У меня хранятся два кратких письма философа к моему отцу, написанных его неразборчивым почерком и посланных в то памятное для нас время, когда стал издаваться "Корнхилл". Вот что сказано в одном из них: "Попутного вам ветра и прилива в этом до нынешнего дня счастливом для вас плавании, которому со всех сторон сопутствуют добрые предзнаменования. Из редакции мне не шлют новых выпусков (мы получили только первый), но мы всегда готовы тряхнуть кошельком в той скромной мере, в какой требуется. Всегда ваш Карлейль"...

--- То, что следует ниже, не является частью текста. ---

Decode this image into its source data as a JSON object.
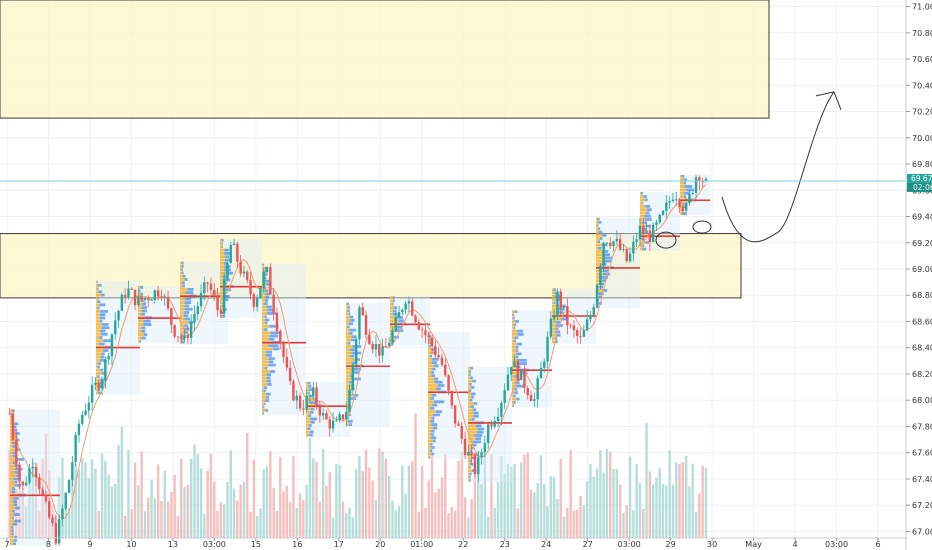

"Я бы хотел, чтобы вы достали сборник критических статей Карлейля, писал отец своей матери в 1839 году. - Я уже прочел иные из них и убежден, что ничего благороднее этой книги еще не было написано на нашем родном языке, и нет книги, которая могла бы оказать столь же великое влияние на наш образ мыслей и наши предрассудки. До сей поры критика была лишь средством межпартийных споров и литература - бедной прислужницей политики. Благодаренье Богу, недолог час, когда мы станем любить искусство ради самого искусства и этой своей независимостью оно как никому будет обязано Карлейлю".
В один из зимних вечеров 1863 года мы с отцом выехали на вечернюю прогулку и, проезжая в сумерках вдоль Серпантина, встретили бродившего в парке Карлейля, при виде которого отец высунулся из коляски и замахал руками. "Настоящий град дружеских приветствий", - говорил Карлейль, описывая эту последнюю встречу.